Hello, please help me.I want to build kernel-k-means.

i have only basic sas tools.

i have the next data(example) :

d_temp1 d_temp2

0.1 1

-0.1 2

1 -1

2.1 4

first question how can i transpose my column data to matrix 4*2?

second question is, I created kernel matrix from Gaussian function , so in this example, i got matrix 4*4 , in sas i got row data matrix, d1-d16.

Now i have to random check two observation, two row observation, choose first clusters, but i can't do it because in spite of defining matrix,it's not matrix, because i cannot choose two rows.

What i should do? how can i work?

thank you

06-15-2015 09:10 AM

Hi Alexey,

You need a data mining license to use PROC HPCLUS. According to this link (Cluster Analysis), if you have SAS/Stat you have access to PROC CLUSTER and PROC FASTCLUS.

If you want to handle data sets as matrices, you should use SAS Interactive Matrix Language (SAS/IML Software). But I think you can skip this step if you use a proc that does clustering.

I hope this helps!

-Miguel

06-15-2015 02:19 PM

Hello Miguel, thank you for your answer.

I develop Kernel K-means by myself and unfortunately i don't have SAS/IML, otherwise i didn't had a problem.
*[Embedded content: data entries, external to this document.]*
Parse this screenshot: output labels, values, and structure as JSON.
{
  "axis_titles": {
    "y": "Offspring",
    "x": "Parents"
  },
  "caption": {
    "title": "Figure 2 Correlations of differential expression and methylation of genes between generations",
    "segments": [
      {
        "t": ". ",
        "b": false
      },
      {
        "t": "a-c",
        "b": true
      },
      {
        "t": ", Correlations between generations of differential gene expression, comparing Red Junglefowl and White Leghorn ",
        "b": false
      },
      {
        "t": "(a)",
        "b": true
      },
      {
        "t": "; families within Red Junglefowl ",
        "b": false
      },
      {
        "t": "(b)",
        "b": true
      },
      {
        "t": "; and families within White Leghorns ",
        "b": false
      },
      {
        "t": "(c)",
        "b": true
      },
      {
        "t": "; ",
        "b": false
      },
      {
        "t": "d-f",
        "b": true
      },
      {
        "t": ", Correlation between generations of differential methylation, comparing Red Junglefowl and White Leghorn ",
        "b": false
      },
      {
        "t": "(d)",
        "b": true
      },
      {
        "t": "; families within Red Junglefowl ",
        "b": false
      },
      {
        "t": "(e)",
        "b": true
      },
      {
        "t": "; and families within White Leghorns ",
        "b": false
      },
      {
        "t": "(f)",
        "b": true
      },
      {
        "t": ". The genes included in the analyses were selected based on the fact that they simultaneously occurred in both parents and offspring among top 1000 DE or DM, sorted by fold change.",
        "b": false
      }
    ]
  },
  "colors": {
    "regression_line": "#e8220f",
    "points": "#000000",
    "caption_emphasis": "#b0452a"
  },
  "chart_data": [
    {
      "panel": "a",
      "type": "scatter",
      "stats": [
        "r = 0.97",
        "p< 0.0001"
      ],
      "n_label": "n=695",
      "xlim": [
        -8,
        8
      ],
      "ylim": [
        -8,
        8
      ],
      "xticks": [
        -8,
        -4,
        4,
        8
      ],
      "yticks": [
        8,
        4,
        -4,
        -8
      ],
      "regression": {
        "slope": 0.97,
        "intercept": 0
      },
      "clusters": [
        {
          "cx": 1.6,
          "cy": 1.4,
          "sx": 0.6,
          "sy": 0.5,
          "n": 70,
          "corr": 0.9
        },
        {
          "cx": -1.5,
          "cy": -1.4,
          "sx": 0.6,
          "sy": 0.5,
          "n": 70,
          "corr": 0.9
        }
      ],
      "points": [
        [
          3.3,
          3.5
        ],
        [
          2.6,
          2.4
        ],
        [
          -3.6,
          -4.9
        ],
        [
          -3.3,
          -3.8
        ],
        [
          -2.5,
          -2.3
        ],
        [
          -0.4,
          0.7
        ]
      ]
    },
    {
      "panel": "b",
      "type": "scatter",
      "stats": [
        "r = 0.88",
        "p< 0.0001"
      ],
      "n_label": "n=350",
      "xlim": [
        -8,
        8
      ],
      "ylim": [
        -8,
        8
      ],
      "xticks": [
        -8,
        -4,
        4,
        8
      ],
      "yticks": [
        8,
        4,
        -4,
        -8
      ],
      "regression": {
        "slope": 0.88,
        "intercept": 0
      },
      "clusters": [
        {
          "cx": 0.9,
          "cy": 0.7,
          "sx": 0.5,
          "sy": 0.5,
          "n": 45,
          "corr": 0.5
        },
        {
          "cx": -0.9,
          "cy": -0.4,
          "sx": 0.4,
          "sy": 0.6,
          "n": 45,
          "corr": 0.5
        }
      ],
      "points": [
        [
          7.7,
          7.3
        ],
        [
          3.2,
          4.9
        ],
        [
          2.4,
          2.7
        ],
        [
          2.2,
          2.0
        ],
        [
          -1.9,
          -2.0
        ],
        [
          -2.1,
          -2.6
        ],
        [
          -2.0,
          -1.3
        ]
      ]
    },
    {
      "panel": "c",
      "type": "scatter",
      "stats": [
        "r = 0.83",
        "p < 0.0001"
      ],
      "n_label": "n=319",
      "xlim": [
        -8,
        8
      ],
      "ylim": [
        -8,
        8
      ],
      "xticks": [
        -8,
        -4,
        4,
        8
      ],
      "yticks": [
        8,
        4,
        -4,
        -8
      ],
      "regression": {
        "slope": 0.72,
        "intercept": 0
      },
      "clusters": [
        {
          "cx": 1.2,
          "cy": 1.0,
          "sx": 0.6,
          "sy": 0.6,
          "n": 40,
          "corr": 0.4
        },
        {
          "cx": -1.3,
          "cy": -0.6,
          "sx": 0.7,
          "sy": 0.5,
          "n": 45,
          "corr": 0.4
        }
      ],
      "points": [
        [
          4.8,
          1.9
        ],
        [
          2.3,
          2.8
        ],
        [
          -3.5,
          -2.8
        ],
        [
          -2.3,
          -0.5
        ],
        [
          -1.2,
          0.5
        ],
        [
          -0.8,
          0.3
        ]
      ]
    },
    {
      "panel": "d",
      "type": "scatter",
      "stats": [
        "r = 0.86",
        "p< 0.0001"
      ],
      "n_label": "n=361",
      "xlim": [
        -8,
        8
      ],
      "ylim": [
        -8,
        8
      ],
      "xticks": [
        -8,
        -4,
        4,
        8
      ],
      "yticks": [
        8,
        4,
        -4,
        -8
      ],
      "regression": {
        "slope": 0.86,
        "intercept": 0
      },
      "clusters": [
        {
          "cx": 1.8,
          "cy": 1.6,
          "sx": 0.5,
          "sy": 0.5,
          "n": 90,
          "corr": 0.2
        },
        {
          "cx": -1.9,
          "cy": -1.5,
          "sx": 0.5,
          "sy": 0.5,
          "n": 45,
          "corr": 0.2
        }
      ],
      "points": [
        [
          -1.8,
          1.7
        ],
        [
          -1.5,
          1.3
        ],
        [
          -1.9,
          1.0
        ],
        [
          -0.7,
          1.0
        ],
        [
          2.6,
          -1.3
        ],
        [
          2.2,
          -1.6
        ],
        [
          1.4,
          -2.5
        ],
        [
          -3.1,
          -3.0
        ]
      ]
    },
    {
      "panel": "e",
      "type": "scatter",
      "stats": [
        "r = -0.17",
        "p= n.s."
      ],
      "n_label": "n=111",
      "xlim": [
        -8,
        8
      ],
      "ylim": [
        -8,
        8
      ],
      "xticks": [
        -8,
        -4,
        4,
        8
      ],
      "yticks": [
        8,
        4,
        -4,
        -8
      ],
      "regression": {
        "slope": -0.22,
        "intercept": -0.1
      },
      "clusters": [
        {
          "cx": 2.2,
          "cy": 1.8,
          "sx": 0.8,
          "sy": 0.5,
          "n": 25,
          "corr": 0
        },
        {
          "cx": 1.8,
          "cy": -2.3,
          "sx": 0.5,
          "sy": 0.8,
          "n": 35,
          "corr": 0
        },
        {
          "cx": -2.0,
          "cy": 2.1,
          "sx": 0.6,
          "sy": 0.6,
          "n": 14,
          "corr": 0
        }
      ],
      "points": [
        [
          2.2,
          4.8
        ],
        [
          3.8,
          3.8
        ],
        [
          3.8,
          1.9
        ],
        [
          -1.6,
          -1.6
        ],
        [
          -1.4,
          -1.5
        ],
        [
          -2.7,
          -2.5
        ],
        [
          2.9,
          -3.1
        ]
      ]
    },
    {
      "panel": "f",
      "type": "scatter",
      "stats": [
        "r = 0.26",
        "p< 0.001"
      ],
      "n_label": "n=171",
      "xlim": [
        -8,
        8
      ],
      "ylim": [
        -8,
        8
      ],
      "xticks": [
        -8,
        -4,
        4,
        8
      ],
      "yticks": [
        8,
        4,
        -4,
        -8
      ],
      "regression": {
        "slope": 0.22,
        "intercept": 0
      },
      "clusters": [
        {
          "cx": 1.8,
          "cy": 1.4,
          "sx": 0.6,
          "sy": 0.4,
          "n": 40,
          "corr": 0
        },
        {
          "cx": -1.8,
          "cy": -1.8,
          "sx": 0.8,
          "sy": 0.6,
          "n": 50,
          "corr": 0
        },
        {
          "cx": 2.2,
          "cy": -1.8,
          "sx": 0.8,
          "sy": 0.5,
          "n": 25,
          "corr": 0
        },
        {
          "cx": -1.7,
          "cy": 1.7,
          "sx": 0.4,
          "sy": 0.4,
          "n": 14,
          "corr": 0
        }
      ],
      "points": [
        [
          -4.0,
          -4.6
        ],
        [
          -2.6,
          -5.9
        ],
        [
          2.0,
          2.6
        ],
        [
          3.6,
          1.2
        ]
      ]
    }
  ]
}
i tried to do it with arrays and i saw i have a problem, i simply can't do it.

i saw two problems :

1. i get two column vector and i want to define them as matrix , and i couldn't do it.(d-dimension)

for example :

d1 d2

x1 1 2

x2 0.1 3

x3 -1 1.1

i want to define matrix as 3*2 with array

2. assume i did it' i created kernel matrix, and i need in first step to choose two random observation for clustering, and because it as if matrix, i can't random choose row, because in SAS, i have only one row.

what do you think about the problem? in my opinion we have to buy IML, i can't to solve matrix problems with basic tools.

06-16-2015 07:33 PM

Alexey,

I could not workaround this without IML. If you want to code matrices and linear algebra, you really need IML.

One of the advantages of the data-step code is that it processes data really fast by processing one row of your data set at a time. Unfortunately this does not help you do what you are trying to do with arrays.

I hope you get to try one of the cluster algorithms in SAS/STAT or code your own in IML.

06-16-2015 11:24 PM

thank you